Philip Benjamin: Das Bild ist im Winter 1996 auf dem US Army Depot Gelände bei Germersheim entstanden. Auf dem Gelände wurden damals unter Anderem ausgemusterte Waffen und Fahrzeuge in Übereinstimmung mit dem Vertrag über konventionelle Streitkräfte in Europa (KSE-Vertrag / CFE Treaty) gelagert und abgebaut.

Wie ist es entstanden?
Das Bild wurde mit einer alten Rolleiflex 2.8 F, zweiäugige Spiegelreflexkamera, mit 6×6-cm Rollfilm erstellt. Es war sehr kalt, etwa -10 Grad, und der Verschluss fror immer wieder ein. Ich konnte 1-2 Bilder schießen, dann musste ich die Kamera in der Jacke aufwärmen oder wieder ins Gebäude reingehen.
Die Erlaubnis für das Shooting zu bekommen war sehr langwierig und es waren viele Auflagen zu erfüllen. Eine Auflage war, dass keiner der Arbeiter vor Ort auf den Bildern zu erkennen sein sollte. Ich habe immer wieder nach Metaphern gesucht die diesen Abbau der Waffen plastisch wiedergeben könnten. Ich fand diesen Moment sehr treffend.

Für wen hast Du Dein bestes Bild gemacht?
Das Bild habe ich erstmal für mich gemacht – später haben es viele Menschen sehen können. Die Fotografie ist wie ein Pass, der einem ermöglicht irgendwo zu sein, sich dort aufzuhalten und Dinge zu erleben, zu denen man sonst keinen Zugang hätte. Später wurde die Fotoreportage in der englischen Sonntagszeitung »The Independent on Sunday« als Bilderserie veröffentlicht. Danach wurden die Bilder im Ort ausgestellt. So konnten Menschen aus dem Ort sehen was auf dem Gelände passiert ist.

Warum ist genau dieses Bild Dein bestes Bild?
Dieses Bild ist stellvertretend für eine Zeit und für viele andere gute Bilder – ein »bestes Bild« habe ich nicht. Dieses schwarzweiße, analoge, mittelformatige Bild jedenfalls ist mit einer 30 Jahre alten Kamera ohne Auftrag oder jeglichen kommerziellen Anspruch gemacht worden. Es ist organisch entstanden, ohne große technische Planung.
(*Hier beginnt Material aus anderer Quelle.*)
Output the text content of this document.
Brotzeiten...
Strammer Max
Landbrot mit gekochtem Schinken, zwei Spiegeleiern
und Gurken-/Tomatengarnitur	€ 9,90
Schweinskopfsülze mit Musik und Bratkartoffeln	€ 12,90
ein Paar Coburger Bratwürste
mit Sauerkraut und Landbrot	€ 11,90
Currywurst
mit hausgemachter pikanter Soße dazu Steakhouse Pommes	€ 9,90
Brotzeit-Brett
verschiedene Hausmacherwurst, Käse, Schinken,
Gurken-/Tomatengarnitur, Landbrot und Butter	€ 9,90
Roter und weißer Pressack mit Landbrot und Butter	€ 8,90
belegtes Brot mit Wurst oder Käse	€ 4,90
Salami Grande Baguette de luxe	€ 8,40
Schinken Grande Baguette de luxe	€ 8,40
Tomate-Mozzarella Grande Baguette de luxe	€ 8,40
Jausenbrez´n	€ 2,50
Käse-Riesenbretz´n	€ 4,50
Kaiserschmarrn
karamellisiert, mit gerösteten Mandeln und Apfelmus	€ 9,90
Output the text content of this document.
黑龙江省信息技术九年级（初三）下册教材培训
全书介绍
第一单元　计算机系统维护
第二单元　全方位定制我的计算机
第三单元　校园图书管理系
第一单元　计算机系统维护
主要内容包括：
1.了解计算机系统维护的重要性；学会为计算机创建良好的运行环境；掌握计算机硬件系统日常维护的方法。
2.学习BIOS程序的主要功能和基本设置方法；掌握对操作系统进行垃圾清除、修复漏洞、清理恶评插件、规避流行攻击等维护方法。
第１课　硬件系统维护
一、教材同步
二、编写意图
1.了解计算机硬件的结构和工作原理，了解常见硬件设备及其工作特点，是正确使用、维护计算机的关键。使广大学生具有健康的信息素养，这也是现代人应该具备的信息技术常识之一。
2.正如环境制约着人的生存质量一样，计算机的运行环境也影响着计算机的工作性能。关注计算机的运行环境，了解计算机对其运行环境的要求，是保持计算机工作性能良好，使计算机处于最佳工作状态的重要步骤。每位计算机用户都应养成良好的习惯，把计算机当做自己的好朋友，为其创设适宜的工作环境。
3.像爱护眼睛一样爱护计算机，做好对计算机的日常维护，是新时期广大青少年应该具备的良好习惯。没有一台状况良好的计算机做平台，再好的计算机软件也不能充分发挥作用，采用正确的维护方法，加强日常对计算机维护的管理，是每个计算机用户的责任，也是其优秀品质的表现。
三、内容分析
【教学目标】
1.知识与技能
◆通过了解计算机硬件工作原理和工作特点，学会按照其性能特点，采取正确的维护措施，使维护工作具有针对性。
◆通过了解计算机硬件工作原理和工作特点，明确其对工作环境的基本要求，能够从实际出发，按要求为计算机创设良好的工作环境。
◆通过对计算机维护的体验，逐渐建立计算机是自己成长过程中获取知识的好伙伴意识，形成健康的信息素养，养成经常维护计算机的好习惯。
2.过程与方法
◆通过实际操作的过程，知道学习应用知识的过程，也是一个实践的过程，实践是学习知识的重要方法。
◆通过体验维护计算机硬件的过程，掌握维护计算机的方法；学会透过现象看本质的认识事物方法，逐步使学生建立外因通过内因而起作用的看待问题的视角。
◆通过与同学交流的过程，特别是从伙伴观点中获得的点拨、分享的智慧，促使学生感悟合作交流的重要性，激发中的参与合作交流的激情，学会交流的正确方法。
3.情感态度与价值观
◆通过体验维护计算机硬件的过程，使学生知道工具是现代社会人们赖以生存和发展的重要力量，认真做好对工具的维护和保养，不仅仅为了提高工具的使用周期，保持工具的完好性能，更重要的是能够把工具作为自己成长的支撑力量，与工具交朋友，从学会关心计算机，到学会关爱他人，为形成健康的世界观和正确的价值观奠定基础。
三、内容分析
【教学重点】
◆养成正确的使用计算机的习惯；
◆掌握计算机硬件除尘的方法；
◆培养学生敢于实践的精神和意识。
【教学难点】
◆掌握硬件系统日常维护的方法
Es wurde später primär wegen der Bilder aufgegriffen und von einer englischen Zeitung veröffentlicht.
Heute fotografiere ich ausschließlich mit digitaler Technik. Heute ist alles schneller und komplexer. Ich schieße mehr Bilder als ich es damals gemacht habe und selten können private Projekte ohne Planung und kommerziellen Hintergrund unternommen werden.
Ich bin heute nach wie vor leidenschaftlicher Fotograf, schätze die moderne Technik und freue mich, dass meine Kamera nicht nach zwei Bildern einfriert. Ich vermisse also die alten Zeiten nicht, aber ich erinnere mich gerne an diese Zeit. Früher waren die Dinge nicht unbedingt besser aber häufig einfacher.

Gibt es etwas an dem Bild, was Du im Nachhinein noch gerne verändern würdest?
Ich würde heute das Bild etwas weniger stark kippen. Und ich würde heute diese alte Rolleiflex, mit der das Bild gemacht wurde, nicht mehr aus den Händen geben und verkaufen, wie ich es damals getan habe.

 

* Philip Benjamin arbeitet vor allem in einem der anspruchvollsten Bereiche für Fotografen, der Medizin – mit den Schwerpunkten (Corporate-) Reportage und Portrait. Unter teils schwie- rigsten emotionalen Bedingungen nähert er sich Mensch und Thema mit großem Einfühlungsvermögen und dennoch mit der nötigen Distanz.  Ein Balanceakt, den er auf höchstem Niveau meistert. Philipp Benjamin lebt in Ladenburg nahe Heidelberg.